Hankow itself swarms with missionaries, "who are unhappily divided into so many sects, that even a foreigner is bewildered by their number, let alone the heathen to whom they are accredited." (Medhurst.)

Dwelling in well-deserved comfort in and around the foreign settlement, there are members of the London Missionary Society, of the Tract Society, of the Local Tract Society, of the British and Foreign Bible Society, of the National Bible Society of Scotland, of the American Bible Society; there are Quaker missionaries, Baptist, Wesleyan, and Independent missionaries of private means; there are members of the Church Missionary Society, of the American Board of Missions, and of the American High Church Episcopal Mission; there is a Medical Mission in connection with the London Missionary Society, there is a flourishing French Mission under a bishop, the "Missions étrangères de Paris," a Mission of Franciscan Fathers, most of whom are Italian, and a Spanish Mission of the Order of St. Augustine.

The China Inland Mission has its chief central distributing station at Hankow, and here also are the headquarters of a Scandinavian Mission, of a Danish Mission, and of an unattached mission, most of the members of which are also Danish. Where there are so many missions, of so many different sects, and holding such widely divergent views, it is, I suppose, inevitable that each mission should look with some disfavour upon the work done by its neighbours, should have some doubts as to the expediency of their methods, and some reasonable misgivings as to the genuineness of their conversions.

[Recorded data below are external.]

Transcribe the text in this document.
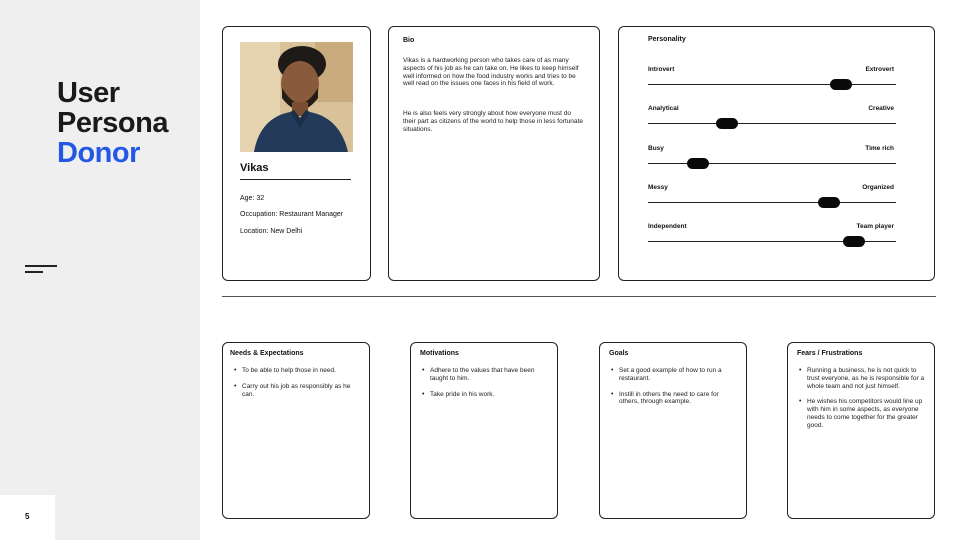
User
Persona
Donor
5
Vikas
Age: 32
Occupation: Restaurant Manager
Location: New Delhi
Bio
Vikas is a hardworking person who takes care of as many aspects of his job as he can take on. He likes to keep himself well informed on how the food industry works and tries to be well read on the issues one faces in his field of work.
He is also feels very strongly about how everyone must do their part as citizens of the world to help those in less fortunate situations.
Personality
Introvert	Extrovert
Analytical	Creative
Busy	Time rich
Messy	Organized
Independent	Team player
Needs & Expectations
• To be able to help those in need.
• Carry out his job as responsibly as he can.
Motivations
• Adhere to the values that have been taught to him.
• Take pride in his work.
Goals
• Set a good example of how to run a restaurant.
• Instill in others the need to care for others, through example.
Fears / Frustrations
• Running a business, he is not quick to trust everyone, as he is responsible for a whole team and not just himself.
• He wishes his competitors would line up with him in some aspects, as everyone needs to come together for the greater good.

The Chinese "Rice Christians," those spurious Christians who become converted in return for being provided with rice, are just those who profit by these differences of opinion, and who, with timely lapses from grace, are said to succeed in being converted in turn by all the missions from the Augustins to the Quakers.

Every visitor to Hankow and to all other open ports, who is a supporter of missionary effort, is pleased to find that his preconceived notions as to the hardships and discomforts of the open port missionary in China are entirely false. Comfort and pleasures of life are there as great as in any other country. Among the most comfortable residences in Hankow are the quarters of the missionaries; and it is but right that the missionaries should be separated as far as possible from all discomfort—missionaries who are sacrificing all for China, and who are prepared to undergo any reasonable hardship to bring enlightenment to this land of darkness.

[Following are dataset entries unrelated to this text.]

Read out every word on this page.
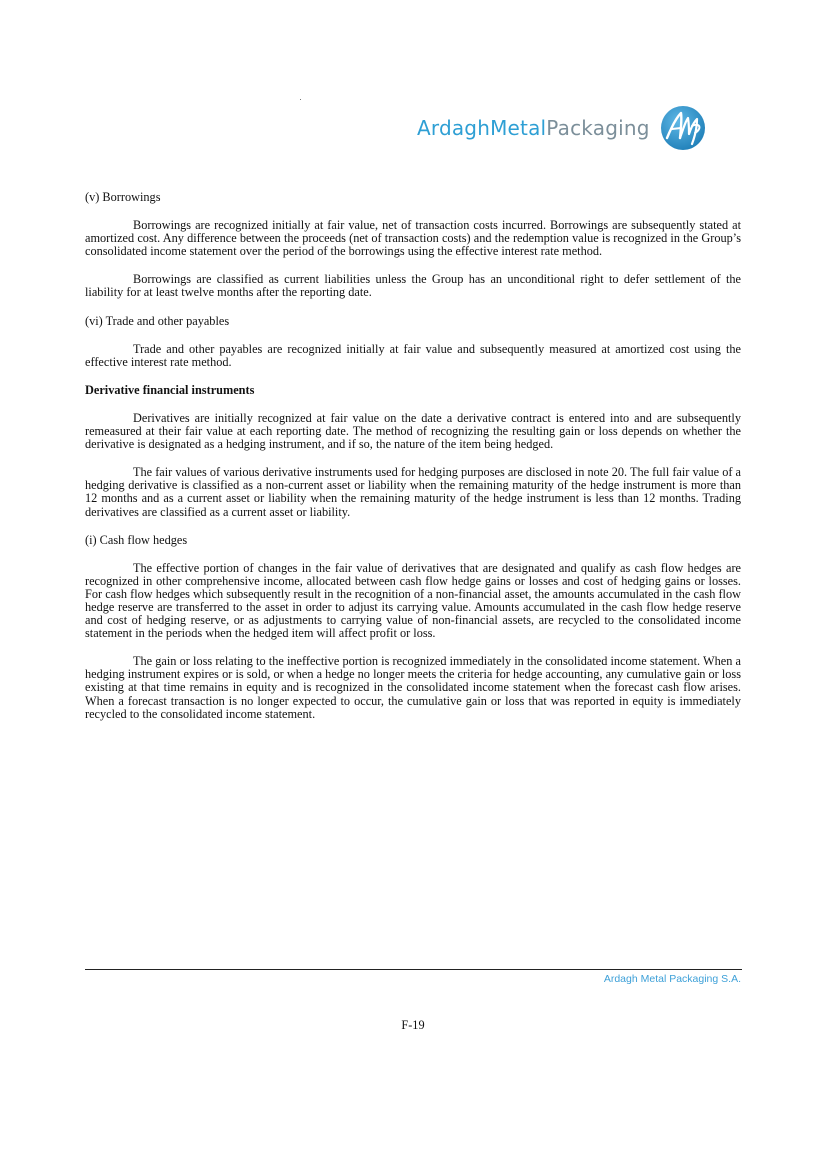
ArdaghMetalPackaging

(v) Borrowings

Borrowings are recognized initially at fair value, net of transaction costs incurred. Borrowings are subsequently stated at amortized cost. Any difference between the proceeds (net of transaction costs) and the redemption value is recognized in the Group’s consolidated income statement over the period of the borrowings using the effective interest rate method.

Borrowings are classified as current liabilities unless the Group has an unconditional right to defer settlement of the liability for at least twelve months after the reporting date.

(vi) Trade and other payables

Trade and other payables are recognized initially at fair value and subsequently measured at amortized cost using the effective interest rate method.

Derivative financial instruments

Derivatives are initially recognized at fair value on the date a derivative contract is entered into and are subsequently remeasured at their fair value at each reporting date. The method of recognizing the resulting gain or loss depends on whether the derivative is designated as a hedging instrument, and if so, the nature of the item being hedged.

The fair values of various derivative instruments used for hedging purposes are disclosed in note 20. The full fair value of a hedging derivative is classified as a non-current asset or liability when the remaining maturity of the hedge instrument is more than 12 months and as a current asset or liability when the remaining maturity of the hedge instrument is less than 12 months. Trading derivatives are classified as a current asset or liability.

(i) Cash flow hedges

The effective portion of changes in the fair value of derivatives that are designated and qualify as cash flow hedges are recognized in other comprehensive income, allocated between cash flow hedge gains or losses and cost of hedging gains or losses. For cash flow hedges which subsequently result in the recognition of a non-financial asset, the amounts accumulated in the cash flow hedge reserve are transferred to the asset in order to adjust its carrying value. Amounts accumulated in the cash flow hedge reserve and cost of hedging reserve, or as adjustments to carrying value of non-financial assets, are recycled to the consolidated income statement in the periods when the hedged item will affect profit or loss.

The gain or loss relating to the ineffective portion is recognized immediately in the consolidated income statement. When a hedging instrument expires or is sold, or when a hedge no longer meets the criteria for hedge accounting, any cumulative gain or loss existing at that time remains in equity and is recognized in the consolidated income statement when the forecast cash flow arises. When a forecast transaction is no longer expected to occur, the cumulative gain or loss that was reported in equity is immediately recycled to the consolidated income statement.

Ardagh Metal Packaging S.A.
F-19
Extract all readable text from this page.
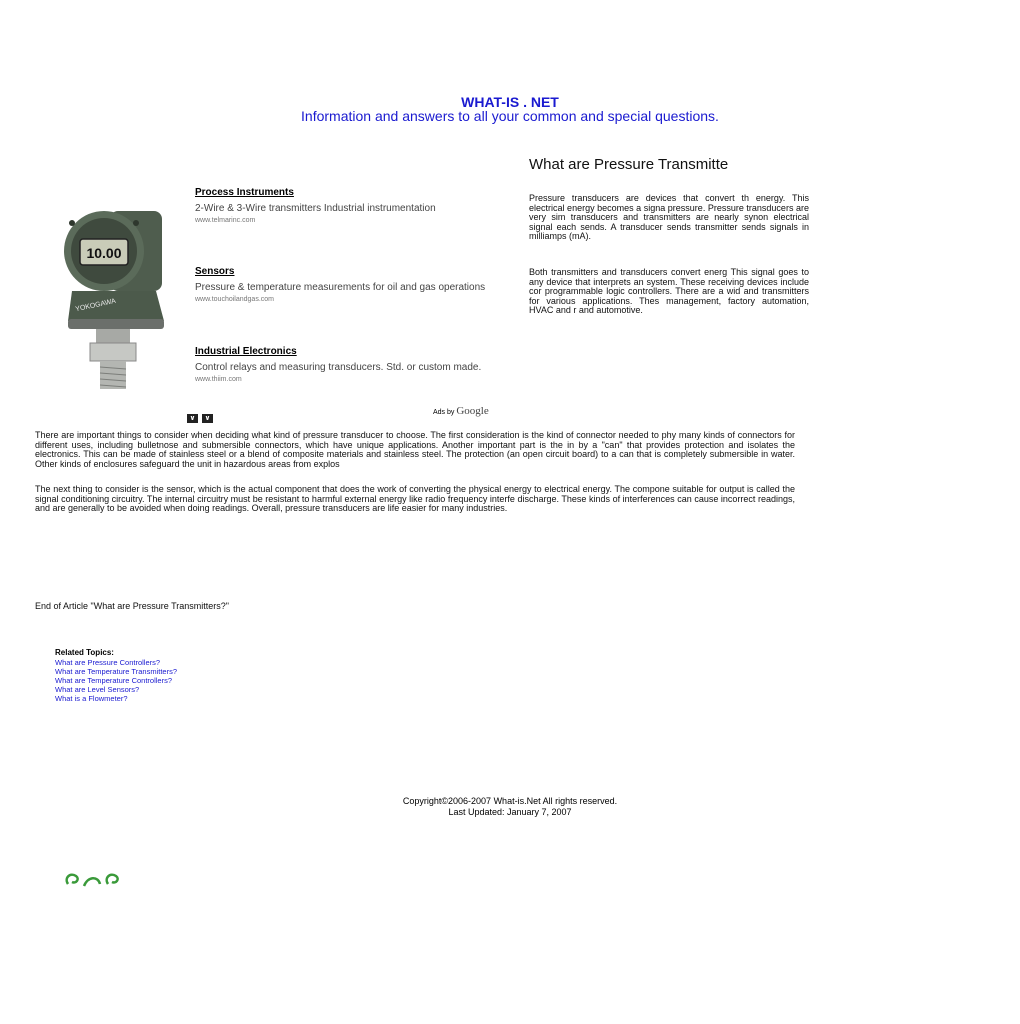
WHAT-IS . NET
Information and answers to all your common and special questions.
What are Pressure Transmitte
10.00
YOKOGAWA
Process Instruments
2-Wire & 3-Wire transmitters Industrial instrumentation
www.telmarinc.com
Sensors
Pressure & temperature measurements for oil and gas operations
www.touchoilandgas.com
Industrial Electronics
Control relays and measuring transducers. Std. or custom made.
www.thiim.com
∨ ∨
Ads by Google
Pressure transducers are devices that convert th energy. This electrical energy becomes a signa pressure. Pressure transducers are very sim transducers and transmitters are nearly synon electrical signal each sends. A transducer sends transmitter sends signals in milliamps (mA).
Both transmitters and transducers convert energ This signal goes to any device that interprets an system. These receiving devices include cor programmable logic controllers. There are a wid and transmitters for various applications. Thes management, factory automation, HVAC and r and automotive.
There are important things to consider when deciding what kind of pressure transducer to choose. The first consideration is the kind of connector needed to phy many kinds of connectors for different uses, including bulletnose and submersible connectors, which have unique applications. Another important part is the in by a "can" that provides protection and isolates the electronics. This can be made of stainless steel or a blend of composite materials and stainless steel. The protection (an open circuit board) to a can that is completely submersible in water. Other kinds of enclosures safeguard the unit in hazardous areas from explos
The next thing to consider is the sensor, which is the actual component that does the work of converting the physical energy to electrical energy. The compone suitable for output is called the signal conditioning circuitry. The internal circuitry must be resistant to harmful external energy like radio frequency interfe discharge. These kinds of interferences can cause incorrect readings, and are generally to be avoided when doing readings. Overall, pressure transducers are life easier for many industries.
End of Article "What are Pressure Transmitters?"
Related Topics:
What are Pressure Controllers?
What are Temperature Transmitters?
What are Temperature Controllers?
What are Level Sensors?
What is a Flowmeter?
Copyright©2006-2007 What-is.Net All rights reserved.
Last Updated: January 7, 2007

I called at the headquarters of the Spanish mission of Padres Agustinos and smoked a cigarette with two of the Padres, and exchanged reminiscences of Valladolid and Barcelona. And I can well conceive, having seen the extreme dirtiness of the mission premises, how little the Spaniard has to alter his ways in order to make them conform to the more ancient civilisation of the Chinese.

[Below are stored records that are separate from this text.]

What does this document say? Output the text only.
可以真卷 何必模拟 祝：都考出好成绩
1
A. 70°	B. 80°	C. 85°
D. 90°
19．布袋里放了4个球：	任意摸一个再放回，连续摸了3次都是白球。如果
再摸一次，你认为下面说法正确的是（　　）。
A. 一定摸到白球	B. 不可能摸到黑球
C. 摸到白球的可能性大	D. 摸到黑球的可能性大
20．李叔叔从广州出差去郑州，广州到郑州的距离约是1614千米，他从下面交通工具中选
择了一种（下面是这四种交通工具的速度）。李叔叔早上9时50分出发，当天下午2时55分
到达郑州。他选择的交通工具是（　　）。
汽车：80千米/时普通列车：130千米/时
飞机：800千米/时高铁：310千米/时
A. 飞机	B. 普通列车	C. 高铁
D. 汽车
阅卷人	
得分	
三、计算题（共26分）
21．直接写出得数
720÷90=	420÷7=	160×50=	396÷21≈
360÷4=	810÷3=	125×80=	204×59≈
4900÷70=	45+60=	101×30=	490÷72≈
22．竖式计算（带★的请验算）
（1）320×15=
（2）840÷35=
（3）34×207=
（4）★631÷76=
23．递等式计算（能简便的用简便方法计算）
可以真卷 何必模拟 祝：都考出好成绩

In Hankow there is a large foreign concession with a handsome embankment lined by large buildings. There is a rise and fall in the river between summer and winter levels of nearly sixty feet. In the summer the river laps the edge of the embankment and may overflow into the concession; in the winter, broad steps lead down to the edge of the water which, even when shrunk into its bed, is still more than half a mile in width. Our handsome consulate is at one end of the embankment; at the other there is a remarkable municipal building which was designed by a former City constable, who was, I hope, more expert with the handcuffs than he was with the pencil.